01 - 2 cups all-purpose flour
02 - 1 ½ teaspoons baking powder
03 - ½ teaspoon baking soda
04 - ¼ teaspoon salt
05 - ½ cup unsalted butter, softened
06 - 1 cup granulated sugar
07 - 3 large eggs
08 - ½ cup whole milk
09 - ¼ cup plain Greek yogurt
10 - ¼ cup fresh basil leaves, finely chopped
11 - 1 teaspoon vanilla extract

→ Berry Compote

12 - 2 cups mixed fresh berries (strawberries, blueberries, raspberries)
13 - ¼ cup granulated sugar
14 - 1 tablespoon lemon juice

→ Basil Whipped Cream

15 - 1 cup heavy cream, cold
16 - 2 tablespoons powdered sugar
17 - 1 tablespoon finely chopped fresh basil

# How to Make It:

01 - Preheat the oven to 350°F. Grease and flour an 8-inch round cake pan.
02 - In a bowl, whisk together the all-purpose flour, baking powder, baking soda, and salt until evenly distributed.
03 - In a separate large bowl, beat the softened butter and granulated sugar together until the mixture is light and fluffy.
04 - Add the eggs one at a time, beating well after each addition. Mix in the vanilla extract until fully incorporated.
05 - Stir the finely chopped fresh basil into the wet mixture, distributing it evenly throughout.
06 - Alternately add the dry ingredient mixture and the milk-yogurt blend to the wet ingredients, beginning and ending with the dry.
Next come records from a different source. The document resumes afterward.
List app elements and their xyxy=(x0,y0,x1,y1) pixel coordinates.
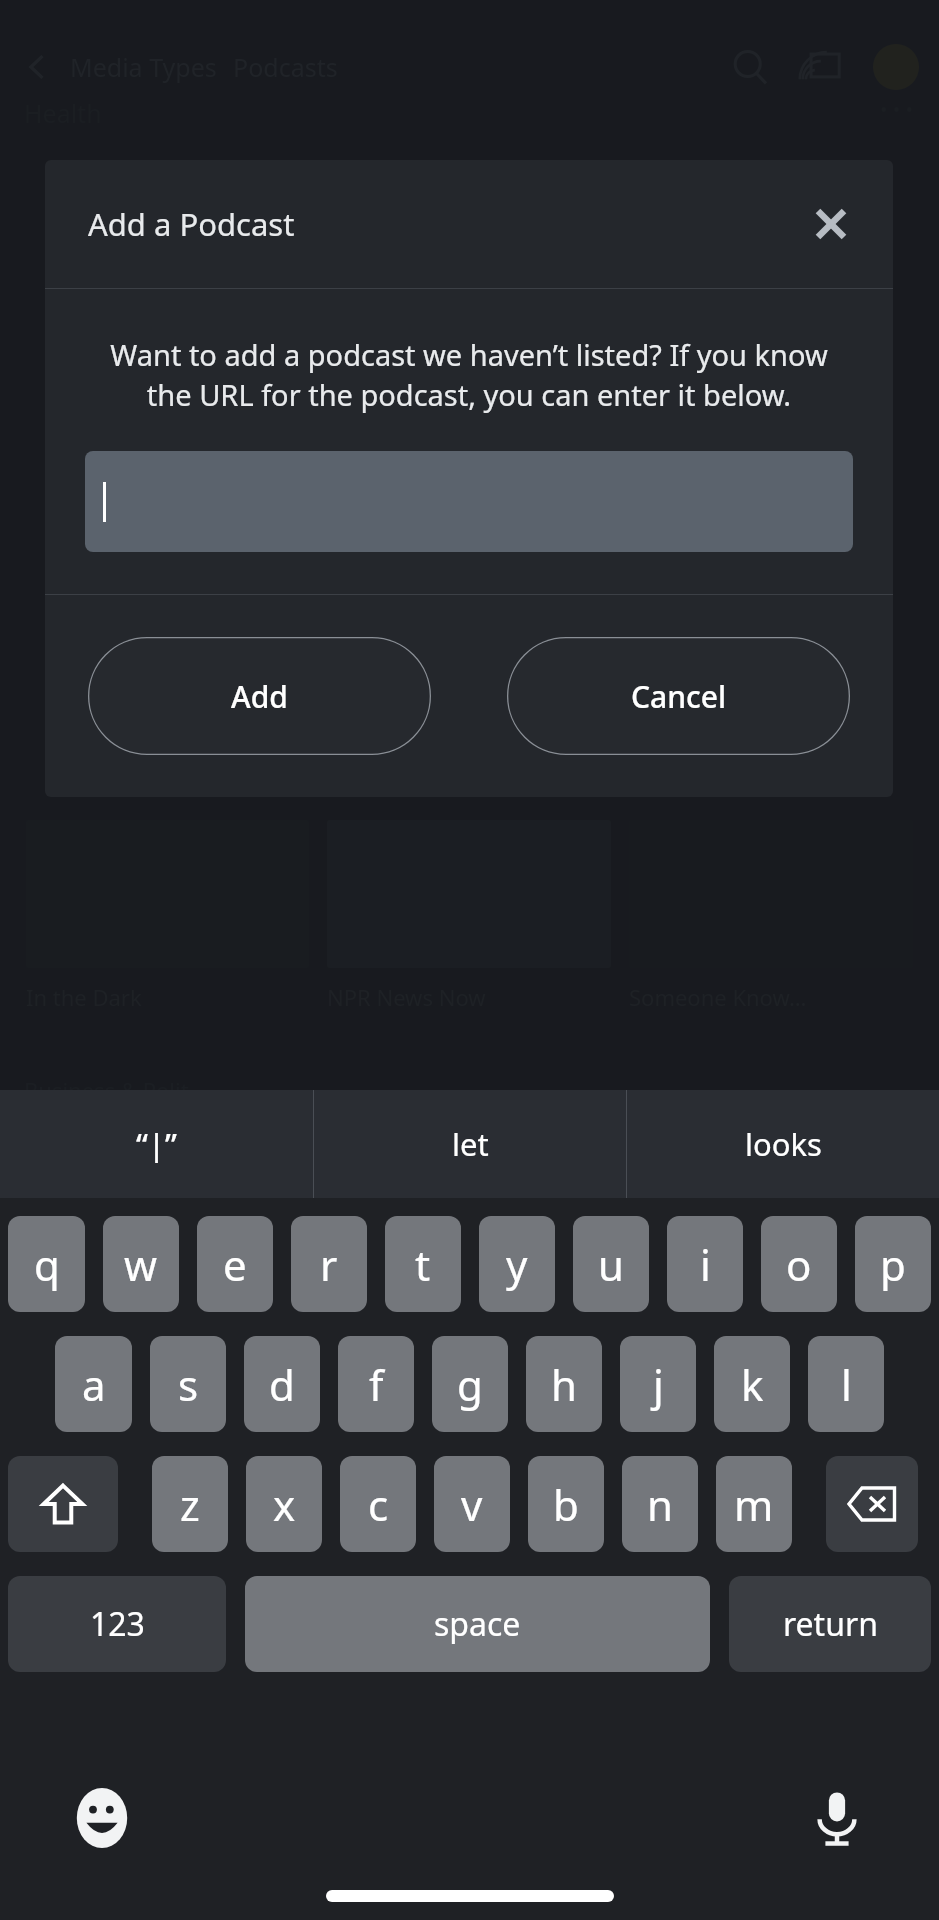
staticText: Want to add a podcast we haven’t listed?… xyxy=(85,335,853,415)
staticText: space xyxy=(434,1602,521,1646)
button[interactable]: t xyxy=(385,1216,461,1312)
button[interactable]: s xyxy=(150,1336,226,1432)
staticText: o xyxy=(786,1236,812,1293)
button[interactable]: z xyxy=(152,1456,228,1552)
staticText: s xyxy=(178,1356,199,1413)
button[interactable]: y xyxy=(479,1216,555,1312)
button[interactable]: let xyxy=(314,1090,626,1198)
staticText: Business & Polit… xyxy=(24,1075,207,1105)
staticText: e xyxy=(223,1236,247,1293)
button[interactable]: Shift xyxy=(8,1456,118,1552)
staticText: return xyxy=(783,1602,878,1646)
button[interactable]: return xyxy=(729,1576,931,1672)
staticText: j xyxy=(653,1356,664,1413)
staticText: f xyxy=(369,1356,384,1413)
staticText: “|” xyxy=(136,1123,177,1165)
button[interactable]: “|” xyxy=(0,1090,313,1198)
button[interactable]: j xyxy=(620,1336,696,1432)
staticText: k xyxy=(741,1356,764,1413)
button[interactable]: Add xyxy=(88,637,431,755)
button[interactable]: Close xyxy=(803,196,859,252)
button[interactable]: m xyxy=(716,1456,792,1552)
button[interactable]: looks xyxy=(627,1090,939,1198)
button[interactable]: i xyxy=(667,1216,743,1312)
staticText: b xyxy=(553,1476,579,1533)
staticText: q xyxy=(34,1236,60,1293)
staticText: let xyxy=(452,1123,489,1165)
button[interactable]: q xyxy=(8,1216,85,1312)
button[interactable]: n xyxy=(622,1456,698,1552)
staticText: c xyxy=(368,1476,389,1533)
button[interactable]: c xyxy=(340,1456,416,1552)
staticText: d xyxy=(269,1356,295,1413)
staticText: u xyxy=(598,1236,624,1293)
staticText: Add xyxy=(231,676,288,717)
staticText: 123 xyxy=(90,1602,145,1646)
button[interactable]: v xyxy=(434,1456,510,1552)
staticText: a xyxy=(82,1356,106,1413)
button[interactable]: Voice input xyxy=(805,1786,869,1850)
button[interactable]: g xyxy=(432,1336,508,1432)
staticText: x xyxy=(273,1476,296,1533)
button[interactable]: h xyxy=(526,1336,602,1432)
button[interactable]: k xyxy=(714,1336,790,1432)
button[interactable]: f xyxy=(338,1336,414,1432)
button[interactable]: b xyxy=(528,1456,604,1552)
staticText: t xyxy=(415,1236,431,1293)
button[interactable]: u xyxy=(573,1216,649,1312)
staticText: g xyxy=(457,1356,483,1413)
staticText: i xyxy=(700,1236,711,1293)
staticText: h xyxy=(551,1356,577,1413)
button[interactable]: a xyxy=(55,1336,132,1432)
button[interactable]: x xyxy=(246,1456,322,1552)
button[interactable]: o xyxy=(761,1216,837,1312)
staticText: n xyxy=(647,1476,673,1533)
button[interactable]: r xyxy=(291,1216,367,1312)
button[interactable]: Emoji xyxy=(70,1786,134,1850)
staticText: z xyxy=(180,1476,200,1533)
staticText: Cancel xyxy=(631,676,727,717)
staticText: y xyxy=(506,1236,528,1293)
button[interactable]: w xyxy=(103,1216,179,1312)
button[interactable]: d xyxy=(244,1336,320,1432)
button[interactable]: e xyxy=(197,1216,273,1312)
button[interactable]: space xyxy=(245,1576,710,1672)
button[interactable]: l xyxy=(808,1336,884,1432)
staticText: Add a Podcast xyxy=(88,203,295,245)
button[interactable]: 123 xyxy=(8,1576,226,1672)
button[interactable]: Backspace xyxy=(826,1456,918,1552)
button[interactable]: Cancel xyxy=(507,637,850,755)
staticText: v xyxy=(461,1476,483,1533)
staticText: w xyxy=(124,1236,158,1293)
staticText: looks xyxy=(745,1123,822,1165)
staticText: l xyxy=(841,1356,852,1413)
staticText: r xyxy=(320,1236,338,1293)
staticText: m xyxy=(734,1476,774,1533)
staticText: p xyxy=(880,1236,906,1293)
button[interactable] xyxy=(85,451,853,552)
button[interactable]: p xyxy=(855,1216,931,1312)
Mix until just combined to avoid overworking the batter.
07 - Pour the batter into the prepared cake pan and smooth the top with a spatula for an even surface.
08 - Bake for 30 to 35 minutes, or until a toothpick inserted in the center comes out clean. Allow the cake to cool in the pan for 10 minutes, then transfer to a wire rack to cool completely.
09 - While the cake cools, combine the mixed berries, granulated sugar, and lemon juice in a small saucepan over medium heat. Cook for 8 to 10 minutes, stirring occasionally, until the berries soften and the mixture thickens slightly. Remove from heat and cool completely.
10 - Beat the cold heavy cream until soft peaks form. Add the powdered sugar and finely chopped basil, then continue beating until stiff peaks hold their shape.
11 - Spread the basil whipped cream evenly over the completely cooled cake. Spoon the berry compote over the top just before serving for the freshest presentation.

# Expert Suggestions:

01 -
  • The herbal note catches everyone off guard in the best way and people will beg for the recipe after one bite.
  • It looks like it took all day but the whole thing comes together in just over an hour start to finish.
  • You can swap the berries based on whatever is ripest and it always works beautifully.
02 -
  • Overmixing the batter once the flour goes in develops gluten and turns the cake dense and chewy instead of tender.
  • The compote needs to cool completely before it goes on the cake or it will melt the whipped cream into a puddle.
  • Chill your mixing bowl and beaters in the freezer for ten minutes before whipping the cream and it will whip faster and hold its shape longer.
03 -
  • Taste your basil before chopping it because older leaves can be bitter and younger ones are sweeter and more fragrant.
  • A microplane grater makes quick work of chopping basil fine enough that it disperses evenly through the batter and cream without any stringy bits.